Ravi Shastri has been at the helm of affairs in Indian cricket for long time, first on the field, then with his commentary and then as the Team Director. He is someone who has seen Indian Cricket sprout and become the huge phenomenon that it is today. So, when you see him talk about BCCI and its methods, you know he’ll talk sense because he has seen it all through.
Shastri has lauded BCCIs efforts in providing players with world class facilities and having the right system is place from the start to help nurture the game and everyone involved in it. He feels other boards to take cues from the BCCI and if they follow suit, India could produce world champions in every sport.
“If you want to cut and paste something out of cricket into other sports it is very simple. Ask this question to the youngster who is training to become an Olympic champion: Is he or she getting the same facility as a player from overseas. In cricket, I don’t care what Australia has, what England has, India is up there 90 per cent, so they might have that 10 per cent extra,” Shastri said at the FICCI Frames in Mumbai on Wednesday.
“But I want to see other sports (up there). Is the gap only 10 per cent? I would say it is 70 per cent. So give those facilities to the youngsters and have the right people watching them like a hawk and you will see results”
He feels that Television broadcasting brought in a lot of cash into cricket, something which helped increase players salaries and that filled BCCIs pockets so as to help them invest more in developing world class facilities for players.
“The system (that BCCI) has is as good as any in the world if not the best. There is an opportunity with the money coming in through television. You are getting more and more facilities for people who did not have facilities like in Ranchi, Visakhapatnam, Dharamsala, Rajkot.”
“For a guy in Rajkot to become big, you don’t have to go to Ahmedabad or Baroda to play a game, even though Saurashtra had the odd ground. What television has done is, it has taken the game into the drawing rooms where people are being educated about the game”
“BCCI were a fantastic body. You would not have had the Tendulkars, the Gavaskars, the Kapil Devs or Ravi Shastri without them being a good body. If you have got a professional body running, the focus is on delivering champions and giving them the best of the facilities, then you can (be good at other sports).”
“Could you have imagined Ranchi staging a Test match or Rajkot having a cricket ground?
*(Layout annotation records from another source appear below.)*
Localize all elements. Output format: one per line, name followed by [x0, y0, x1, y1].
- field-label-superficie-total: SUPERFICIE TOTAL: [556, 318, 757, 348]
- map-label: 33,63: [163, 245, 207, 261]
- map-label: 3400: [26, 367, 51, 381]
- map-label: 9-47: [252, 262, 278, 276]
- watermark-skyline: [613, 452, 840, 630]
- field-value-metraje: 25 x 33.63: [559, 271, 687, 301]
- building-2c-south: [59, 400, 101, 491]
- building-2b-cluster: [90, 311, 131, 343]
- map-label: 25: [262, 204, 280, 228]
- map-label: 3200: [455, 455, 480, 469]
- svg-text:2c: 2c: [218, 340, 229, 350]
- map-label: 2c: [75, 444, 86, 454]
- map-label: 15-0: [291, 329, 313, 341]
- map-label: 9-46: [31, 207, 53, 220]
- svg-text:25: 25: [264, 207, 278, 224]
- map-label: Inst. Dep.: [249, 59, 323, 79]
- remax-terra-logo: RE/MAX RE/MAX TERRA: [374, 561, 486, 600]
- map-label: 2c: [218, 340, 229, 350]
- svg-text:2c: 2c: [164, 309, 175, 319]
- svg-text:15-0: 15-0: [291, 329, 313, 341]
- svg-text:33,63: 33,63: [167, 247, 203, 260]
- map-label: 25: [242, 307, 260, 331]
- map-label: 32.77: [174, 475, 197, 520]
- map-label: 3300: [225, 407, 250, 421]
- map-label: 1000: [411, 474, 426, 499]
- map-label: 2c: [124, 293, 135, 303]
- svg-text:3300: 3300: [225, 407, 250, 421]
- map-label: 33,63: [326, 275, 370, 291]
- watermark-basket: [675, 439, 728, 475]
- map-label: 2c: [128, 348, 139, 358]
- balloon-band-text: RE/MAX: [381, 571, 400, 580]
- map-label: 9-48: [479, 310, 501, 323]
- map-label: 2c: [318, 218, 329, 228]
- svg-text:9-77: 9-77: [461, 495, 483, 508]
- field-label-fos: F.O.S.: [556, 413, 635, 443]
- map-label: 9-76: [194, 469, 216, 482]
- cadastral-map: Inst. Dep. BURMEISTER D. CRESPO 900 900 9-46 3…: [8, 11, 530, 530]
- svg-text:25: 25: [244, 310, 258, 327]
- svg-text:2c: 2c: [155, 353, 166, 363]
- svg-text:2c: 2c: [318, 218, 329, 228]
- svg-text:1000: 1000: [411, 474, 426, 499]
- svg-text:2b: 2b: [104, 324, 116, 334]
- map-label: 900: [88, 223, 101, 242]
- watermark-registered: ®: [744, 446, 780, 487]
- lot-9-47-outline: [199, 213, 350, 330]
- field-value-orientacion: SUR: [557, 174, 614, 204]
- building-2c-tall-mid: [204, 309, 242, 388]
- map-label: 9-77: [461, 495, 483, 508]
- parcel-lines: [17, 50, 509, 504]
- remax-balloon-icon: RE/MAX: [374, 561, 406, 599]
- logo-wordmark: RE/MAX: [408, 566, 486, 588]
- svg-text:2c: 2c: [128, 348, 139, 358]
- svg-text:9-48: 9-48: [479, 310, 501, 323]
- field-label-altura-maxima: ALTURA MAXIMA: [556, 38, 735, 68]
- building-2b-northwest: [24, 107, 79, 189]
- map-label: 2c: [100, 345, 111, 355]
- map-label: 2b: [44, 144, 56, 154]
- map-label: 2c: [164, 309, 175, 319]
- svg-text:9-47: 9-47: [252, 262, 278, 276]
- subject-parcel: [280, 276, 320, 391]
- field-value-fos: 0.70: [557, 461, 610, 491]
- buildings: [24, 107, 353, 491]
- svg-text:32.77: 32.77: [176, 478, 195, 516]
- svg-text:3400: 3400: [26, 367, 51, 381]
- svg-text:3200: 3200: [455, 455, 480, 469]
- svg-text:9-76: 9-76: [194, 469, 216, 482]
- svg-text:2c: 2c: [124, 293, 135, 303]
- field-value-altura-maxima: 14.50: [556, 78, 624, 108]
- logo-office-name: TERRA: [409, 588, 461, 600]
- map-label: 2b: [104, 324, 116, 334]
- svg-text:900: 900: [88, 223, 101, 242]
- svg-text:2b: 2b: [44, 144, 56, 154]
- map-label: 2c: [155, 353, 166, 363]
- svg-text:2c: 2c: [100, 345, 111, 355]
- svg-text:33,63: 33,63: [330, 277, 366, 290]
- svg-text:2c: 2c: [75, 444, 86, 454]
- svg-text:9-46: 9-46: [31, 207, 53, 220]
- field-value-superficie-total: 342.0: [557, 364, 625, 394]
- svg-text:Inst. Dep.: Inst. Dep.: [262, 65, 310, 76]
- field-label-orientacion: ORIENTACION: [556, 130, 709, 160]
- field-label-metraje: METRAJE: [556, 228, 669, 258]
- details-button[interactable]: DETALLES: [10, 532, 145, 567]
You are taking the sport into the tier II towns, the tier III towns and making people believe and giving them the facility to play the sport at the highest level,” he said.
Shastri has emphasised on the point that all sports in India need to look for broadcasters, because TV is the fastest way to reach households in Tier 2 and Tier 3 cities, where people might not be even aware of that particular sport. Money coming into the system is of paramount importance, because only then will budding players not have to look for alternate job opportunities to sustain themselves and can fully concentrate on their game.
Also, with money comes in technology, which helps the broadcasters provide the viewers with a better viewing experience, something that is very essential in attracting people towards the game.
“It has just helped the game spread and the grassroot level is now getting the attention. That is where you need professionals to make sure the money is spent well where you produce champions,” he said.
If other boards can emulate BCCIs initial system and how over the years they have emerged as the richest cricket board in the world, it will surely help aspiring atheltes to become world beaters.